Interestingly, in what scientists call “Vote Manipulation Power,” (VMP) the effect was upheld, even when the researchers dropped a single negative story into the fourth and third positions. Doing so made the results seem more neutral, actually strengthening the trust that the positive articles held.
To escape the conditions of laboratory testing, the researchers also took to India in 2014, just before the Lok Sabha elections. Finding 2,150 undecided voters, the team conducted the same experiment and found that yet again, VMP was present, this time at around 24 per cent – rising to 72 per cent in some demographics.
Epstein says that he, “thought this time we’d be lucky if we got two or three per cent, and my gut said we’re gonna get nothing because this is an intense election environment.”
The study notes that “search rankings are controlled in most countries today by a single company,” suggesting that Search Engine Manipulation Effect (SEME), could actually be more powerful than biased television networks and newspapers such as FOX and The Daily Mail.
But would Google, or any other search engine, rig the search results for an election?
Epstein, who also wrote about SEME in 2013, says that it should be noted that although the potential for political rigging is there, it does not imply that purposeful bias is actually taking place.
Overall, this kind of influence is nothing new – the “Fox News Effect” was discovered early in the millennium, wherein towns that started to receive Fox News became more conservative in their leanings before and during the 2000 presidential election.
This is partially due to a well-known effect called ‘recency’, which means that people have a tendency to make decisions based on the last piece of information that they hear.

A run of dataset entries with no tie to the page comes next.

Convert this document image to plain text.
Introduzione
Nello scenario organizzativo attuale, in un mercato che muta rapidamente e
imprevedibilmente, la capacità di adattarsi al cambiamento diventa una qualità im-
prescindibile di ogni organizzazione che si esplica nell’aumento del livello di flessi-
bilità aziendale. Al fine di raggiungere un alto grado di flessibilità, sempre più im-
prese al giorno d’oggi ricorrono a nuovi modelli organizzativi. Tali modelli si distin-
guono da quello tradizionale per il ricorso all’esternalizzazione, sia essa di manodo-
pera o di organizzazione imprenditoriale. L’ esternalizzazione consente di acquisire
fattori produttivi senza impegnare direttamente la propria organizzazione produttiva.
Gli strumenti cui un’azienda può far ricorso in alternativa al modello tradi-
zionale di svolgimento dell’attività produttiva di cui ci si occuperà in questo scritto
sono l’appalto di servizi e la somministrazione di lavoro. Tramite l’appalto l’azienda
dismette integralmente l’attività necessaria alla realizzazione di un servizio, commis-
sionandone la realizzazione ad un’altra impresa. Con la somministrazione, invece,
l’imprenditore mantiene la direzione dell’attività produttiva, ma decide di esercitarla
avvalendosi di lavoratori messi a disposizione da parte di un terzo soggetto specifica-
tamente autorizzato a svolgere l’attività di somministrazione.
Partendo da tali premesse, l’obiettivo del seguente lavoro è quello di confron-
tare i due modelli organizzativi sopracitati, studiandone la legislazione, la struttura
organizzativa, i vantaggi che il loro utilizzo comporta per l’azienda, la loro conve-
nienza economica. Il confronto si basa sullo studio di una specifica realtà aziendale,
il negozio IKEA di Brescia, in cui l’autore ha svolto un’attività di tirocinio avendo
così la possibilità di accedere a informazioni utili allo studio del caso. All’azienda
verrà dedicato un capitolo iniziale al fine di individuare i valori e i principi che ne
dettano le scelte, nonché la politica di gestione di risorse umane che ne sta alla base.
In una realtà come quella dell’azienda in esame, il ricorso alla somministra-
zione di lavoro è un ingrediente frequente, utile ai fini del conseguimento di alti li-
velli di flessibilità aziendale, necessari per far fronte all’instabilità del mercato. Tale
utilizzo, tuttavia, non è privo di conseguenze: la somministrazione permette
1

When pressed on the issue by The Nation, Google said that its position remained unmoved from an article written two years ago, stating that, “providing relevant answers has been the cornerstone of Google’s approach to search from the very beginning. It would undermine people’s trust in our results and company if we were to change course.”
It’s also worth noting that Google’s Executive Chairman, Eric Schmidt once said, “there are many, many things that Google could do that we choose not to do.”
On a side note though, this year Google faces anti-trust action from the EU competition watchdog, which accuses the firm of skewing search results in favour of its own shopping service.